On the more nature-inspired side of the spectrum, we have stunning homes like the 1968 Pescher House by Richard Neutra:
I love the way the built-in seating and minimal furnishings allow the stunning wood and stone of the house to take the lead, while the many thoughtfully-placed windows also create lightness and embrace the beautiful setting. Again, even though (or maybe even especially because) the ceiling is flat, the wood paneling creates movement in the space, leading the eye to the various design elements and even into other parts of the house.
Neutra's 1962 Pitcairn House also uses wood paneling to draw the eye down the length of the room toward the great stone fireplace, and the dark beams create cohesion by echoing the dark upholstery of both the sofa and the Eames lounge.

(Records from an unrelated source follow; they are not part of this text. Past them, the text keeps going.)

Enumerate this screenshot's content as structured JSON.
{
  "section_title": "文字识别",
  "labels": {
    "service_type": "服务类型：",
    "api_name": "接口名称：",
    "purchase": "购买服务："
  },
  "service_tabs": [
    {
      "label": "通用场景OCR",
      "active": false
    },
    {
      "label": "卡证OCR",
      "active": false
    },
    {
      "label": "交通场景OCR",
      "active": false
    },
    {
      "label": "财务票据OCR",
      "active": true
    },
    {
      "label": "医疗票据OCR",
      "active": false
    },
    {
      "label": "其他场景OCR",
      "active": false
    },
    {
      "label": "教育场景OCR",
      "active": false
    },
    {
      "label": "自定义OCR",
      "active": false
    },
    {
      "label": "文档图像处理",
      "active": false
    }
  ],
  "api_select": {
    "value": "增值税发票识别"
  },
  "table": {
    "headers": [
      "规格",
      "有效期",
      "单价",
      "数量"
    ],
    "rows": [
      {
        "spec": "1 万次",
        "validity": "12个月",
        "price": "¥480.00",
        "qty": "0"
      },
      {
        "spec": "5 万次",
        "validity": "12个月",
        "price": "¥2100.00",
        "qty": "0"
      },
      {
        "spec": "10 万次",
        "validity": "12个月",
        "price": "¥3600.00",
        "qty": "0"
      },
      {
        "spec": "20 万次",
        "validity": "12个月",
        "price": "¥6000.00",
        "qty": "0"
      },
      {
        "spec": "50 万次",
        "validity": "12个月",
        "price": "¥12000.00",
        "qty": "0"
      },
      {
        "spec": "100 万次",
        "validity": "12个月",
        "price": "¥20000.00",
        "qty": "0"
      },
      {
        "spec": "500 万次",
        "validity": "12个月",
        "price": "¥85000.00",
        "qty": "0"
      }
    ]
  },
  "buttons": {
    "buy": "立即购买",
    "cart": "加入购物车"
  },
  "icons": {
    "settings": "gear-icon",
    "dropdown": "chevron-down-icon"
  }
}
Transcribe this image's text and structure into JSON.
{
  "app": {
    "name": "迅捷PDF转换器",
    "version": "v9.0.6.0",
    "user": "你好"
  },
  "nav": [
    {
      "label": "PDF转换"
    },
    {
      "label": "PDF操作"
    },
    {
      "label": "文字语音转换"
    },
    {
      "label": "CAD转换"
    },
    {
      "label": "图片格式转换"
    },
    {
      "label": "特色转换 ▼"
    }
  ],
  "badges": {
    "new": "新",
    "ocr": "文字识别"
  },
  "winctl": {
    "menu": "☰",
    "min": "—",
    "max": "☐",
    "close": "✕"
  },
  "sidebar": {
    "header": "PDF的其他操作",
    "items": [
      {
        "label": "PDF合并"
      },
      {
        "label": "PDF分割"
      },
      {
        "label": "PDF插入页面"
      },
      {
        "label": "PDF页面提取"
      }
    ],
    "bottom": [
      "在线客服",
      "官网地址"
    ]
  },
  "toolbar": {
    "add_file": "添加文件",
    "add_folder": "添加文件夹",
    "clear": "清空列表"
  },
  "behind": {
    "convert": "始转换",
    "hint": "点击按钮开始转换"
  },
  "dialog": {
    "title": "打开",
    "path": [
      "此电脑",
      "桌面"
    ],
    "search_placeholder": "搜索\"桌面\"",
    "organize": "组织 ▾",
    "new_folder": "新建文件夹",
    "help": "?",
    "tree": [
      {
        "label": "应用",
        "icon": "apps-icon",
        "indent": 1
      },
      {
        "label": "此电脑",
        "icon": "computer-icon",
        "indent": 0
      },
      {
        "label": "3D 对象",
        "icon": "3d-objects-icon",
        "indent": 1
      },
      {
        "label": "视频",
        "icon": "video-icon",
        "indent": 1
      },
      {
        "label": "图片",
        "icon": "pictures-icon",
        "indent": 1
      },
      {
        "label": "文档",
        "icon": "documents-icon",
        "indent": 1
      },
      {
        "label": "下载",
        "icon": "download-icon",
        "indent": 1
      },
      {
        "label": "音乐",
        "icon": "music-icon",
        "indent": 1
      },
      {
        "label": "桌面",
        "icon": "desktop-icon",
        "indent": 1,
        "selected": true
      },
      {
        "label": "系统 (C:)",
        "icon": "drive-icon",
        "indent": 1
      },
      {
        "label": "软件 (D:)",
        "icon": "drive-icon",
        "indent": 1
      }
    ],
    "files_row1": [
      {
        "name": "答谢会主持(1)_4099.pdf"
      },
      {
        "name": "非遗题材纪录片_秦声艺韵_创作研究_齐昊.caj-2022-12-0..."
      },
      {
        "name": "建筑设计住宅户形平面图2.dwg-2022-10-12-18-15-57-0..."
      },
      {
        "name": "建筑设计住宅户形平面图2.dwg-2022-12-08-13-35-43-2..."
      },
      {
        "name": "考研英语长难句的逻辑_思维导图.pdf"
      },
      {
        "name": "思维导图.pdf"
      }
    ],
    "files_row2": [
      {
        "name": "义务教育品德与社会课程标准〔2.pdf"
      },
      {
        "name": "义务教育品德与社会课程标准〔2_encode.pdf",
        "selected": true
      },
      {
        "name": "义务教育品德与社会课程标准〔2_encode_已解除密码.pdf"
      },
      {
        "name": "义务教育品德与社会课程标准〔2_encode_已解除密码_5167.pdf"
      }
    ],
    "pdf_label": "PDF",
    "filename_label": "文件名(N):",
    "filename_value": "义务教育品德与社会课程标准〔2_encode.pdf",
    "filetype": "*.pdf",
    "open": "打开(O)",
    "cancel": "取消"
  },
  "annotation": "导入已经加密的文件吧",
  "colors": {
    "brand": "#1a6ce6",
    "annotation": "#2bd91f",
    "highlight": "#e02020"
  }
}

And finally, this Australian renovation embraces the Mid-Century character by preserving the wood-clad ceiling, providing a warm counterpoint to the white cabinetry and concrete floors, and keeping the tall space intimate in spite of the generous natural light and floating effect created by the clerestory windows.
In fact, the use of windows at ceiling level in these last three examples is an important source of light and reflection that keeps these dark ceilings from becoming oppressive, allowing them to function successfully as described. I suspect that the white ceilings in the first three examples may have originally been stained wood, as you'll notice the windows at ceiling level in those homes as well.